The shares of common stock described above (but not the warrants or the shares of common stock underlying the warrants) are being offered and sold by the Company in a registered direct offering pursuant to a "shelf" registration statement on Form S-3 (Registration No. 333-226319), including an accompanying prospectus previously filed with, and declared effective by the Securities and Exchange Commission (the "SEC") on August 2, 2018. The offering of the shares of common stock will be made only by means of a prospectus supplement that forms a part of the registration statement. A final prospectus supplement and accompanying prospectus relating to the registered direct offering will be filed with the SEC and will be available on the SEC’s website located at View Source Electronic copies of the prospectus supplement and the accompanying prospectus may also be obtained by contacting H.C. Wainwright & Co., LLC at 430 Park Avenue, 3rd Floor, New York, NY 10022, by phone at 646-975-6996 or e-mail at [email protected].

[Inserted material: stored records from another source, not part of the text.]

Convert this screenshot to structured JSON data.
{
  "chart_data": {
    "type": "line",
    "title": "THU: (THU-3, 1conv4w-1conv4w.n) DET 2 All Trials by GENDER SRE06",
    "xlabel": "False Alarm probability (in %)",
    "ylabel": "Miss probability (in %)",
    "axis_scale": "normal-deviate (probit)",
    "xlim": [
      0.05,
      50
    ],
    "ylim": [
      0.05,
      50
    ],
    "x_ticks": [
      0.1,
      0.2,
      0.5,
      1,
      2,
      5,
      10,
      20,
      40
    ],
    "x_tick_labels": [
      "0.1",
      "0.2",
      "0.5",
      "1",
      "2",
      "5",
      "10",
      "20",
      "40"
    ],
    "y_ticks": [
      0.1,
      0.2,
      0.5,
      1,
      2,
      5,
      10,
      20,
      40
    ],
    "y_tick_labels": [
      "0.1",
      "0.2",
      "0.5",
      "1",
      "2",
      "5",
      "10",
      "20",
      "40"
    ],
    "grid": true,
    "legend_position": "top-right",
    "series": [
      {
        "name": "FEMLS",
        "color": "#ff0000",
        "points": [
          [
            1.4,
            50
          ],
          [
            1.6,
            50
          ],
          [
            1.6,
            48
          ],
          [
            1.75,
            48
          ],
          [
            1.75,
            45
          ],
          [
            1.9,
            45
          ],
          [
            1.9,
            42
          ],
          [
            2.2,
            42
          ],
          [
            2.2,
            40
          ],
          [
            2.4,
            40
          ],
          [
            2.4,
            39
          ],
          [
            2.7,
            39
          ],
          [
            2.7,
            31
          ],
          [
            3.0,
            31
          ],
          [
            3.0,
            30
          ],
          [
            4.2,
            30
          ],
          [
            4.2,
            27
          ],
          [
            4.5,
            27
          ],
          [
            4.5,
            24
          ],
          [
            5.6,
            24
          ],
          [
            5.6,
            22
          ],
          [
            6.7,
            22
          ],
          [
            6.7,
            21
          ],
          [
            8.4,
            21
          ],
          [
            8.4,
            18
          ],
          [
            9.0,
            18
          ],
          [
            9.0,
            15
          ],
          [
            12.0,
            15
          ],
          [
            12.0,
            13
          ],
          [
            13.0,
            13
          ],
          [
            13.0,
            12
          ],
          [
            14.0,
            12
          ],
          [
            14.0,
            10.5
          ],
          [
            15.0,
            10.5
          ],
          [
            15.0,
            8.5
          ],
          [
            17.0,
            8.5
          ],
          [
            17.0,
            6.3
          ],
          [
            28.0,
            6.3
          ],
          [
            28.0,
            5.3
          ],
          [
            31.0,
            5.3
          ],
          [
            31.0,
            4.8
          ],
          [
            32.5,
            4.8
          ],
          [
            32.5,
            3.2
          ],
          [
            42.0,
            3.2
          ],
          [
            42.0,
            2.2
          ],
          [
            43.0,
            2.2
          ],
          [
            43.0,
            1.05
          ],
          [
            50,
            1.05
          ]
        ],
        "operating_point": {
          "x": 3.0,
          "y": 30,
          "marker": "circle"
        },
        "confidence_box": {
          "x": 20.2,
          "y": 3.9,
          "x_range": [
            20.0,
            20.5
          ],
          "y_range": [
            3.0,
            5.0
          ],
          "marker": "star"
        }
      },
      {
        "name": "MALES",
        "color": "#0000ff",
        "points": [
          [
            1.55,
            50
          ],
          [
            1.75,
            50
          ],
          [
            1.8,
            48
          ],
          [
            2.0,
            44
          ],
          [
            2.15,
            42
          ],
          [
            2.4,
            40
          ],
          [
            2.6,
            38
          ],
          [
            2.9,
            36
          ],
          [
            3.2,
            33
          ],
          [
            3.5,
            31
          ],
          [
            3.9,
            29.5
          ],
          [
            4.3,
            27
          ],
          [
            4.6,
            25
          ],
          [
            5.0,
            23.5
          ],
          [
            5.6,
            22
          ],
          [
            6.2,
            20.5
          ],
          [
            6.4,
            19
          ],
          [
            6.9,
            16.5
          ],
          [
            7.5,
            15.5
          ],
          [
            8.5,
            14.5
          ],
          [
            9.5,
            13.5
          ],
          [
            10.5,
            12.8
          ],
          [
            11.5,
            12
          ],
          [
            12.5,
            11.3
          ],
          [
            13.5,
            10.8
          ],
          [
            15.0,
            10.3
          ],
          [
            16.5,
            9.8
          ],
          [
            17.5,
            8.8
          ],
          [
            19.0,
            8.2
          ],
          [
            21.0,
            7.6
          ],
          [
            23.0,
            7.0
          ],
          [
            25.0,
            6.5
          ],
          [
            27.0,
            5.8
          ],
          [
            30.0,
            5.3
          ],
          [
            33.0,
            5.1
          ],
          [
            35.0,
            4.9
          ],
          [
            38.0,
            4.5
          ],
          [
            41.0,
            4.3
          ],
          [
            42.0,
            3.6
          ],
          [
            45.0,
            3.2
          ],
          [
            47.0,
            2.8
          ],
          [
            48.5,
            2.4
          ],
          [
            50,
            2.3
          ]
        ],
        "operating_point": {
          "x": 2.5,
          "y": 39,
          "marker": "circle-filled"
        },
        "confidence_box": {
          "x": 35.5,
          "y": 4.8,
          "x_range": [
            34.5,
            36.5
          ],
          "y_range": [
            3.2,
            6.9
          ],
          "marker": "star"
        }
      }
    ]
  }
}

The warrants described above were offered in a private placement under Section 4(a)(2) of the Securities Act of 1933, as amended (the "Act"), and Regulation D promulgated thereunder and, along with the shares of common stock underlying the warrants, have not been registered under the Act, or applicable state securities laws. Accordingly, the warrants and the underlying shares of common stock may not be offered or sold in the United States except pursuant to an effective registration statement or an applicable exemption from the registration requirements of the Act and such applicable state securities laws.

This press release shall not constitute an offer to sell or the solicitation of an offer to buy, nor shall there be any sale of these securities in any state or jurisdiction in which such offer, solicitation or sale would be unlawful prior to registration or qualification under the securities laws of any such state or jurisdiction.